The most amazing invitation you can imagine has been offered to each of us.
Transformative healing or wholeness – salvation. This is God’s promise. This is the religious end of Christianity. Its goal or promise is salvation.
What does “salvation” mean? It comes from the same root word as the Latin word salve meaning “to heal” or “to make whole.” Think about a salve you might put on your skin to heal it.
Is salvation heaven? If “heaven” is understood as a place far away, up in the clouds or in another universe elsewhere – then no, salvation is NOT heaven. In the gospels, Jesus’ resurrection breaks into this world. His disciples do not get whisked off to some other universe to encounter him. It is this world that God promises to heal and make right.

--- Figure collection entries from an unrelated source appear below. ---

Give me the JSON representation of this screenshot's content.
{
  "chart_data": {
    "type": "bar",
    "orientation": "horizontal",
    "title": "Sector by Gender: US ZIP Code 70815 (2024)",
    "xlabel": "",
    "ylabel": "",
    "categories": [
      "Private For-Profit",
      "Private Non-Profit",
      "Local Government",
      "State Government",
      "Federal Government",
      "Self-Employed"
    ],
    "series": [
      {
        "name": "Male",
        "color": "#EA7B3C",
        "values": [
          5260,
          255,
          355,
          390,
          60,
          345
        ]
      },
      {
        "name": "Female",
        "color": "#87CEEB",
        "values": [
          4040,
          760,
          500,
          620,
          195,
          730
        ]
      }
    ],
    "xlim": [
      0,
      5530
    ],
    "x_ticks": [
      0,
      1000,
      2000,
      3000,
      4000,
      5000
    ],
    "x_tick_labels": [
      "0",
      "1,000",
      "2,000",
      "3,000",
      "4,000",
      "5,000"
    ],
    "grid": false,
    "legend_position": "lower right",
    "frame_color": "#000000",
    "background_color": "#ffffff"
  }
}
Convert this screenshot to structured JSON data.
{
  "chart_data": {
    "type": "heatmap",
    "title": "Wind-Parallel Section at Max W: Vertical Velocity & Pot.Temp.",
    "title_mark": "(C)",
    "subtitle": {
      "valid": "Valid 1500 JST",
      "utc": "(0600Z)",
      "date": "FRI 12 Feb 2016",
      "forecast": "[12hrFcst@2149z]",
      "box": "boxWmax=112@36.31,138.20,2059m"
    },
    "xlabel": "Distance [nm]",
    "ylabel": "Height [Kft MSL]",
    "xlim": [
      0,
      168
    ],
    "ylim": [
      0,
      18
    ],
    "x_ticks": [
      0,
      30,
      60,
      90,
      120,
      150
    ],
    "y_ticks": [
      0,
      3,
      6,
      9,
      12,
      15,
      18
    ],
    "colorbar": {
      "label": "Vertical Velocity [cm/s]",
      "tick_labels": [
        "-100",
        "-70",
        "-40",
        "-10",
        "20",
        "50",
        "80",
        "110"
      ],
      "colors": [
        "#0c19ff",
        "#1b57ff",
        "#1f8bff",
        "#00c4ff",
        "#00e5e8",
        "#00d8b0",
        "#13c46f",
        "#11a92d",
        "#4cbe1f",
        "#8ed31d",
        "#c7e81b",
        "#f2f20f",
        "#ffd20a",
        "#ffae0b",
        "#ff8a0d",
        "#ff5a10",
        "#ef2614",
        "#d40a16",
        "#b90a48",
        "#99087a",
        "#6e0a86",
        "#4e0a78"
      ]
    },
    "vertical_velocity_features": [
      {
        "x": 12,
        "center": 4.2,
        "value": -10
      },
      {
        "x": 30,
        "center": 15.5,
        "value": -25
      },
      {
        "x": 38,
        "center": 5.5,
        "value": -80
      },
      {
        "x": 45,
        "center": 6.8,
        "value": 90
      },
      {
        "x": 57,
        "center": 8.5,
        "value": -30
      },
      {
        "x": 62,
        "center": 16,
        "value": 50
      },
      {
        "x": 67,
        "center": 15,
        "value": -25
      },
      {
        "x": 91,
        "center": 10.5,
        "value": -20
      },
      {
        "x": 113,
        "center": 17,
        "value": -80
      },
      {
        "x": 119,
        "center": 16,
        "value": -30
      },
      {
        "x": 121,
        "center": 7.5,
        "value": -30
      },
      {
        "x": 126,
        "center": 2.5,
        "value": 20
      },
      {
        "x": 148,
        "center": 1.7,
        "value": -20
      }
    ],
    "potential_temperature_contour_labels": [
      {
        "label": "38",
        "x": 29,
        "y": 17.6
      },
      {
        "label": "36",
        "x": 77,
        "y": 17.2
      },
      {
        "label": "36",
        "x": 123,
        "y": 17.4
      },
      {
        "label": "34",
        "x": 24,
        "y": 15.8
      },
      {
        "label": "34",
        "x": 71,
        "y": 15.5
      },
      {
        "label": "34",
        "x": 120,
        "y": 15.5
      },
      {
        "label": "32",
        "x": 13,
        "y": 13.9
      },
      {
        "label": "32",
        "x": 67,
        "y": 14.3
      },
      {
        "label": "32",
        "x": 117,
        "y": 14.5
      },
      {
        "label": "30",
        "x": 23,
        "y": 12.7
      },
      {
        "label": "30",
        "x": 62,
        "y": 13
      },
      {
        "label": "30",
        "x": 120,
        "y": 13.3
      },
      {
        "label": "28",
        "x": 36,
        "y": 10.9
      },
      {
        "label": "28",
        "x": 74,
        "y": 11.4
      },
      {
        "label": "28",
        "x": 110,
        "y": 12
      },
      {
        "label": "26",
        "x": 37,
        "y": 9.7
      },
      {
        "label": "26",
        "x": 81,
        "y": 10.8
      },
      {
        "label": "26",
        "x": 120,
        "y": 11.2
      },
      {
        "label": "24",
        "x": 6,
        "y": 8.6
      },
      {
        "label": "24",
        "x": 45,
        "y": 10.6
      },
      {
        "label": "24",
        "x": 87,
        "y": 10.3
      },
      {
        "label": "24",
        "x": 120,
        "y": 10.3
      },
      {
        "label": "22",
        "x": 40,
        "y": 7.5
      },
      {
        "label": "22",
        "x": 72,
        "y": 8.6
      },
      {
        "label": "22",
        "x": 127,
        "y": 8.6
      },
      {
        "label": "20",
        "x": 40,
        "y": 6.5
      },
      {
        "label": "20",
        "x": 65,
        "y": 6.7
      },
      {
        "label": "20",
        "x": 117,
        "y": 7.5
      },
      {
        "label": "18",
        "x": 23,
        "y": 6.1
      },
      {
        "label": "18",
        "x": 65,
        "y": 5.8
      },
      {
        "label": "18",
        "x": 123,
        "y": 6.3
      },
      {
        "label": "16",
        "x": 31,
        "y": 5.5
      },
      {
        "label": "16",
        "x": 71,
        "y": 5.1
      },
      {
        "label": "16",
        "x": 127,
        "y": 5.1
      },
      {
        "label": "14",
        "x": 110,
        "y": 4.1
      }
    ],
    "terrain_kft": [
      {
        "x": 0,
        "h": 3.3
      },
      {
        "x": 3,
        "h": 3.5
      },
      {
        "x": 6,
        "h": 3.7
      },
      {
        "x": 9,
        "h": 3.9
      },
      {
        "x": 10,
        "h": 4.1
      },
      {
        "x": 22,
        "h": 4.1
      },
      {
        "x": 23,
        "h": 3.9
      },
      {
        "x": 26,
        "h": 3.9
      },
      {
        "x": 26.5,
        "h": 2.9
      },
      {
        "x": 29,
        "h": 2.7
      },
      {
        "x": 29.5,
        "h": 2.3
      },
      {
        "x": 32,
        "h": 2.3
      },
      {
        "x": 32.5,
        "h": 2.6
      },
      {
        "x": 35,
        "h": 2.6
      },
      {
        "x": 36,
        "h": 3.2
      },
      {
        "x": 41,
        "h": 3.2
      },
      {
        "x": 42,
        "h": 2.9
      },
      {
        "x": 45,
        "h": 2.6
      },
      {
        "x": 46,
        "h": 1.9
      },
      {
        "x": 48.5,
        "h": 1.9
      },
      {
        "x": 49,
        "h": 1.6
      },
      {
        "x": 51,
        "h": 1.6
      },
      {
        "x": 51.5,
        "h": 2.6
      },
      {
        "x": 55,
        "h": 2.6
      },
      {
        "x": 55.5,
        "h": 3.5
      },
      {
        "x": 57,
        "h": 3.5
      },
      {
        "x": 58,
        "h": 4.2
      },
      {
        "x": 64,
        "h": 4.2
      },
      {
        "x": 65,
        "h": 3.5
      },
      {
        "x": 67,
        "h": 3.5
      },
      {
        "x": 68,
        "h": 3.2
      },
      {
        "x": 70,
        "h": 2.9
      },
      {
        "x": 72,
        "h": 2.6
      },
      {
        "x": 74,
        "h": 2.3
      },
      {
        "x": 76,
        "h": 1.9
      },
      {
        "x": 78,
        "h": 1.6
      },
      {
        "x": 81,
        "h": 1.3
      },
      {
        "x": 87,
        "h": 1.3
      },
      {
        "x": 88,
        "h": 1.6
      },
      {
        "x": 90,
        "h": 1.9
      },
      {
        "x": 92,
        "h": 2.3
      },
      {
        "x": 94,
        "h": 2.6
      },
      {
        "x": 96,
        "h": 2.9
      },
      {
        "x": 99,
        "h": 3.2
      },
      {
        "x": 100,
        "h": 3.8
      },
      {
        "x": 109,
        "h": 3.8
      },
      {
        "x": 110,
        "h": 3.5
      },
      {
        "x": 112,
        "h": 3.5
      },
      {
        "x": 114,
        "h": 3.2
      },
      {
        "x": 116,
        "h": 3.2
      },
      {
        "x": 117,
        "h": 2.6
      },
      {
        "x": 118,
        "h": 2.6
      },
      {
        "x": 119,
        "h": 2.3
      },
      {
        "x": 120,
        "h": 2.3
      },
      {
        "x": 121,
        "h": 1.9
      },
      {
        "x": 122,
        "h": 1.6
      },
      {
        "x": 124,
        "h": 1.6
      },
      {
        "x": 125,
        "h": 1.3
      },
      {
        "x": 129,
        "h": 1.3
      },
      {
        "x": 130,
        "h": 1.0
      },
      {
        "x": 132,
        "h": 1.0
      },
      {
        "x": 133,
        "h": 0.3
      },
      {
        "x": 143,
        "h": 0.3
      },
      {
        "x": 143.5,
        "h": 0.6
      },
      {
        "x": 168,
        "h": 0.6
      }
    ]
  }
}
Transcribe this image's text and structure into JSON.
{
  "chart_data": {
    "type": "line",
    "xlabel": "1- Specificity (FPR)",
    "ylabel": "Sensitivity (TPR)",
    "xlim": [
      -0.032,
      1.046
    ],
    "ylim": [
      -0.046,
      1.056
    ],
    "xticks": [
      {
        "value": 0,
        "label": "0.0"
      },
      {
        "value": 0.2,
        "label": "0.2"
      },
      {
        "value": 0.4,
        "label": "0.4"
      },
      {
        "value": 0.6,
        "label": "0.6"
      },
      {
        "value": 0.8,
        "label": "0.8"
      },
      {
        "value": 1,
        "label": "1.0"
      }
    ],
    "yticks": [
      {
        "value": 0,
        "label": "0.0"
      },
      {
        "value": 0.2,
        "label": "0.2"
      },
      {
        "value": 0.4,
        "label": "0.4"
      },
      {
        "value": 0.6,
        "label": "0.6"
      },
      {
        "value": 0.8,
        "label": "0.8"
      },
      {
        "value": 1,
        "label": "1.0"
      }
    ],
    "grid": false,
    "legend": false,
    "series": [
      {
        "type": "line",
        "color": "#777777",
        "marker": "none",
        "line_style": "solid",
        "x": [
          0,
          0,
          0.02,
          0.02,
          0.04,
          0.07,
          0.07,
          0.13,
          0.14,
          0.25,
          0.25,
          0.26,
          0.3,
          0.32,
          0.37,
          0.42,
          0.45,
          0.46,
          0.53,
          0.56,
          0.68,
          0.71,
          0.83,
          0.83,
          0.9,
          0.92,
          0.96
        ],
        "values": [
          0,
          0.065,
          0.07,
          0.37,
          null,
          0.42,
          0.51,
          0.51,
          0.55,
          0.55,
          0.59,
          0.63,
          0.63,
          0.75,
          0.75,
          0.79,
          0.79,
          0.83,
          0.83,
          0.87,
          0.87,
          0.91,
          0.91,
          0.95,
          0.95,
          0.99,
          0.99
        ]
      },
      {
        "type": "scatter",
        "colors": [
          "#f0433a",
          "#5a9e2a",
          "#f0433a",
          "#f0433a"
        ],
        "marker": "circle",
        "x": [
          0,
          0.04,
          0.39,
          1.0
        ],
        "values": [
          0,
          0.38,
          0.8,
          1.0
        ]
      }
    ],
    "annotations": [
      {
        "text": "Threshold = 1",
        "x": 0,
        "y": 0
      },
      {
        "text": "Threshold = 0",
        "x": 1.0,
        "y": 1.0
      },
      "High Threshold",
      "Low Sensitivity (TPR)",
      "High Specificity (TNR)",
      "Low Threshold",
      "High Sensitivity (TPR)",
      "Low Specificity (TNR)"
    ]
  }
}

Read C. S. Lewis’ The Great Divorce if you think heaven is another place where all our materialistic desires are met. The characters in this story begin their journey in “Grey Town” where they can have anything and everything they desire – and it is most assuredly NOT heaven.
The story of salvation in Judeo-Christian history recounted in the bible is a story of freedom, liberation and healing, as in the story of Exodus, the stories of the exile and return from Babylon and the stories of healing and wholeness Jesus brings.
Likewise the meaning of “resurrection” in the Old Testament refers to the understanding that God will “set things right” in the world. Resurrect meaning “to stand up” to “stand with” and “to stand for.” In resurrection we will be able to stand up, in right relationship with God, for each other and with the world.
Salvation and resurrection. Both speak of a process that begins now, in this lifetime and continues beyond our death. It requires our acceptance or consent. God/reality will not coerce us.
Salvation and resurrection. Healing and wholeness. Surrender to the process is all that is required.
Your invitation beckons. Will you accept?